What: Lafayette String Quartet plays Shostakovich’s complete string quartets
Where: Phillip T. Young Recital Hall, MacLaurin Building, University of Victoria
When: Feb. 3, 4, 6, 8 and 9. All concerts at 8 p.m. Pre-concert talks at 7 p.m.
Tickets: $25 single ticket or $100 for a five-concert pass (250-721-8480 or tickets.uvic.ca or UVic box office)
During a rehearsal of the Lafayette String Quartet, Ann Elliott-Goldschmid remarked on Sharon Stanis’s bow-rapping technique.
“It’s not shocking me,” said Elliott-Goldschmid, the quartet’s first violinist. “I should feel like: ‘What is it?’ ”

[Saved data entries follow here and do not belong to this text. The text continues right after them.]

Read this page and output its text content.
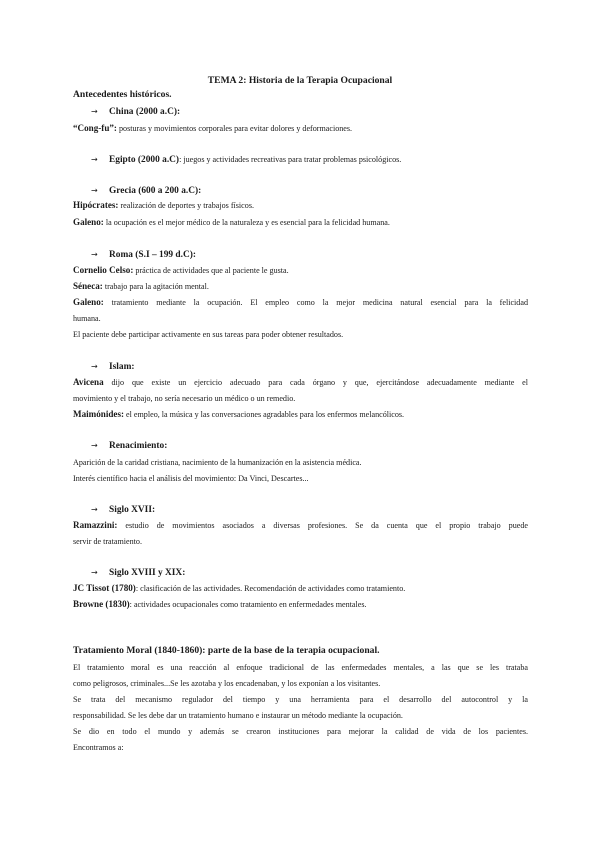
TEMA 2: Historia de la Terapia Ocupacional
Antecedentes históricos.
→ China (2000 a.C):
“Cong-fu”: posturas y movimientos corporales para evitar dolores y deformaciones.
→ Egipto (2000 a.C): juegos y actividades recreativas para tratar problemas psicológicos.
→ Grecia (600 a 200 a.C):
Hipócrates: realización de deportes y trabajos físicos.
Galeno: la ocupación es el mejor médico de la naturaleza y es esencial para la felicidad humana.
→ Roma (S.I – 199 d.C):
Cornelio Celso: práctica de actividades que al paciente le gusta.
Séneca: trabajo para la agitación mental.
Galeno: tratamiento mediante la ocupación. El empleo como la mejor medicina natural esencial para la felicidad
humana.
El paciente debe participar activamente en sus tareas para poder obtener resultados.
→ Islam:
Avicena dijo que existe un ejercicio adecuado para cada órgano y que, ejercitándose adecuadamente mediante el
movimiento y el trabajo, no sería necesario un médico o un remedio.
Maimónides: el empleo, la música y las conversaciones agradables para los enfermos melancólicos.
→ Renacimiento:
Aparición de la caridad cristiana, nacimiento de la humanización en la asistencia médica.
Interés científico hacia el análisis del movimiento: Da Vinci, Descartes...
→ Siglo XVII:
Ramazzini: estudio de movimientos asociados a diversas profesiones. Se da cuenta que el propio trabajo puede
servir de tratamiento.
→ Siglo XVIII y XIX:
JC Tissot (1780): clasificación de las actividades. Recomendación de actividades como tratamiento.
Browne (1830): actividades ocupacionales como tratamiento en enfermedades mentales.
Tratamiento Moral (1840-1860): parte de la base de la terapia ocupacional.
El tratamiento moral es una reacción al enfoque tradicional de las enfermedades mentales, a las que se les trataba
como peligrosos, criminales...Se les azotaba y los encadenaban, y los exponían a los visitantes.
Se trata del mecanismo regulador del tiempo y una herramienta para el desarrollo del autocontrol y la
responsabilidad. Se les debe dar un tratamiento humano e instaurar un método mediante la ocupación.
Se dio en todo el mundo y además se crearon instituciones para mejorar la calidad de vida de los pacientes.
Encontramos a:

“Oh, I’ll try it on the silver,” replied Stanis, the second violinist. She used the silver band at the end of her bow to produce a more percussive tap on the body of her violin.
“Yes!” Elliott-Goldschmid said.
Victoria’s Lafayette String Quartet was rehearsing Dmitri Shostakovich’s String Quartet No. 13. The music calls for a periodic rapping that sounds like door-knocking. After the practice, Stanis explained the composer lived through Josef Stalin’s regime when the creation of “subversive” art might attract a visit from the authorities.
“The knocking is like saying: ‘We’d like you to come into the van, please,’ ” she said.
Starting Friday, the Lafayette Quartet embarks on one of the defining projects of their 30-year career. Over five nights they’ll play all 15 of Shostakovich’s string quartets, composed from 1938 to 1974. They started rehearsing them together in early October, practising up to five hours on some days.
“It’s like running a marathon,” said Stanis, who later used another metaphor: “climbing a mountain.”
While not unheard-of, tackling the entire Shostakovich string-quartet cycle is uncommon. It’s a lot of music to prepare. And these quartets are not easily navigated, with their sometimes uneasy tonality and the composer’s fondness for mish-mashing different styles.
“In every single quartet there’s a technical challenge,” Stanis said.
She listed off a few elements found in the 15 quartets: “demonic waltzes,” “furious fast stuff,” “esoteric jazzy stuff” and “slow movements of great emotional breadth.” A single errant 16th note can send the whole thing off the rails, she added.
The other members of the quartet are cellist Pamela Highbaugh Aloni and violist Joanna Hood. Dressed casually in jeans, they practised in a ground-level studio at the University of Victoria. On the wall were vintage posters advertising Russian violinist Mischa Elman and the Alban Berg Quartet.
The four women, who formed their quartet in Detroit in 1986, worked through the String Quartet No. 13 meticulously, bar by bar. While always respectful, they spoke with a no-nonsense directness common to siblings.
“It’s supposed to be a double-piano you guys,” said Hood.
“Should my pizzs [pizzicatos] be louder?” Elliott-Goldschmid said. “Let’s continue because we want to go to the end of the movement before the day ends,” said Stanis.
“Come on you guys, don’t panic. Geez. It’s all going to be great,” Hood said.
Over the past decade, the Lafayette String Quartet has periodically pondered performing the Shostakovich string-quartet cycle. They want to do it for several reasons. One is to honour the late Russian violinist Rostislav Dubinsky, the quartet’s mentor in its early days at Indiana University.
Dubinsky was first violinist with the famous Borodin Quartet, renowned for its definitive recordings of Shostakovich’s string quartets. The scores the Lafayette Quartet use are marked with Dubinsky’s pencilled jottings. The Borodin Quartet had a close relationship with Shostakovich, who discussed the composition of his string quartets with them.
Stanis recalled a time early in the Lafayette String Quartet’s career — before Elliott-Goldschmid joined — when they lost their first violinist. Dubinsky, their teacher, offered to step in.
“He said: ‘Girls, do you mind playing with an old man?’ ”
Working intimately with a founding member of the Borodin Quartet was an invaluable opportunity for the young musicians. Stanis said Dubinsky was a “great man” with a wry Russian sense of humour who played with deep emotional conviction.
“Shostakovich was a nervous man. [Dubinsky] would imitate him. He would talk about how Shostakovich would take a melody and it really meant something political or personal. But it was veiled within the composition,” Stanis said.
She said one of the important pieces of wisdom Dubinsky passed along is that playing music is more than mere technical mastery. One must understand the emotional message behind the notes; one must convey what the composer was trying to say.
For neophyte listeners, five nights of Shostakovich string quartets (three per night, played in chronological order) might seem daunting.
Stanis said concertgoers might want to bear in mind that his quartets became progressively esoteric over the years.
“But they all have enough spice in them,” she said. “Even his second quartet, there’s a kind of craziness in it.”